EL FIN DE LOS HUMAHUACAS
Hace mucho,
mucho tiempo los indios humahuacas vivían sin privaciones en las
tierras de su quebrada. Dicen que éstas eran tan verdes y fértiles
como lo es hoy la pampa, y que en sus terrazas crecía el maíz como
crece la hiedra a la sombra de los árboles. Como no era tan duro el
trabajo, y su fruto abundante, los dueños de esa tierra podían
compartir la paz y la alegría que les enviaba la Pachamama en
fiestas interminables. Y dicen también que las cosas habrían
seguido así para siempre si no hubiera sido por la envidia de los
calchaquíes, la codicia de los diaguitas y la belleza de Zumac.
Calchaquíes y
diaguitas se aliaron un día y decidieron conquistar la tierra
humahuaca. Hubo largas reuniones secretas, planes y contraplanes,
espías que se asomaron a la quebrada e informantes que volvieron a
contar que los humahuacas no sospechaban nada, demasiado satisfechos
como para pensar en la guerra. Y que el único obstáculo para sus
planes era el jefe, que sabía cómo convertir de golpe en un
ejército a las familias campesinas. Las dos tribus aliadas
prepararon sus arcos, y sus flechas, sus hondas y sus piedras y,
sobre todo, prepararon a Zumac.
La más linda
entre los calchaquíes y las diaguitas, Zumac Huayna, no sólo era
joven y hermosa. Ante todo, estaba convencida de sus encantos. Sabía
cuando bajar la vista con una media sonrisa. Sabía acercarse
silenciosa a sus interlocutores hasta casi rozarlos con su cuerpo
firme y, al alejarse, caminar por la aldea con la seguridad de una
reina.
Así llegó
Zumac, hasta las casas humahuaqueñas, en el atardecer del día
señalado. Ella contó sus historia de india perdida y las mujeres la
llevaron a descansar y la convidaron con un vaso de alhoja.
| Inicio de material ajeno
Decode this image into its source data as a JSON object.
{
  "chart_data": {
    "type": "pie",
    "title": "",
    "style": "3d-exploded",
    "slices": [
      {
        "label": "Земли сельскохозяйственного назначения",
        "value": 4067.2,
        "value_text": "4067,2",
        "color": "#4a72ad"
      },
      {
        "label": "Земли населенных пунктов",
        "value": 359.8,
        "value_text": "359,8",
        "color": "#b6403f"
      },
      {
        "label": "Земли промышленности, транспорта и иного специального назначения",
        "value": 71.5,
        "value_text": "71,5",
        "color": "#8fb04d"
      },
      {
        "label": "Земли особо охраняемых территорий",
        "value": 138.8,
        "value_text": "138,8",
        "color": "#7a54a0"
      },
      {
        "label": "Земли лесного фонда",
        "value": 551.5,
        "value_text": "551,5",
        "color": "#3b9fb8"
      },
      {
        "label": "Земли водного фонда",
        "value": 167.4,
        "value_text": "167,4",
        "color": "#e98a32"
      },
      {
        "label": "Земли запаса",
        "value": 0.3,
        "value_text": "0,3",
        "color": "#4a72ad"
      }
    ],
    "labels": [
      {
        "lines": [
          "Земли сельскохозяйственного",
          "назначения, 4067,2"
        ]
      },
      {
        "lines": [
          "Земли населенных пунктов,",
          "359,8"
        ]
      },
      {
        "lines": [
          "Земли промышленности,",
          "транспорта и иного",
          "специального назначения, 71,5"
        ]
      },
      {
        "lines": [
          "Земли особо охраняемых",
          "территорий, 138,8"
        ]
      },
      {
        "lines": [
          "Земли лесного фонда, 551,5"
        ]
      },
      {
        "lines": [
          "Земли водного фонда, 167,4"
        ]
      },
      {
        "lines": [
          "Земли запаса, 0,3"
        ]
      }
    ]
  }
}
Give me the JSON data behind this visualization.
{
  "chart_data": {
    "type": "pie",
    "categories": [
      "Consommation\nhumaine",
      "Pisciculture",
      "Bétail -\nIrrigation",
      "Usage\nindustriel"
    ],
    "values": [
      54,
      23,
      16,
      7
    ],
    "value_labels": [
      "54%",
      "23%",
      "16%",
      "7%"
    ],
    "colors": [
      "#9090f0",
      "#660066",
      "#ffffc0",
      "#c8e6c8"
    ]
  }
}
Más
tarde, a la hora de la fiesta y el baile, conoció al jefe. Se
miraron muchas veces a través del aire frío de la noche y el humo
de la fogata, y ella lo fue enredando con su collar de cuentas
invisibles. Más tarde se cruzaron en el momento que, acallados los
pinkullos y las ocarinas todos iban a recogerse; y más tarde todavía
él dormía junto a ella, envuelto en su olor recién descubierto. La
noche, de luna nueva, era oscurísima sobre la quebrada, y nadie
estaba despierto para escuchar el silencio enorme que cubría el
valle como una manta.
El sorpresivo
ataque de las tribus aliadas no dio lugar a la defensa de los
humahuacas. Ni los que huían de sus casas, ni los que intentaron
buscar sus armas, ni los que se ocultaron en los maizales, ni los que
corrían desesperados hacia las montañas, ni uno solo pudo escapar
de la masacre. El mismo jefe murió como uno más, pero antes maldijo
a sus enemigos y les auguró que no les serviría de nada la
victoria.
Y así fue. Al
día siguiente, cuando el sol iluminó la quebrada, el paisaje era
otro. El pueblo y los cultivos habían desaparecido. La tierra se
había secado, se había vuelto arenosa y estéril, y estaba
extrañamente teñida de rojo, de morado, de rosa...
¿Dónde
estaban los muertos, la sangre, los despojos? En vez de cadáveres,
sobre ls laderas, de a trechos, entre las piedras y el polvo, había
brotado una planta desconocida. Miles de cardones, con sus verdes
brazos espinosos, poblaron las cuestas, los pasos y las cimas. Se
levantaban desafiantes, únicos pobladores del desierto que es ahora
lo que fue la tierra que les pertenecía. Y en primavera, bajo el
cielo más azul que se conozca, dejan salir de entre sus espinas
increíbles flores amarillas, blancas y rojas que, según dicen, son
las almas de los desaparecidos indios humahuaqueños.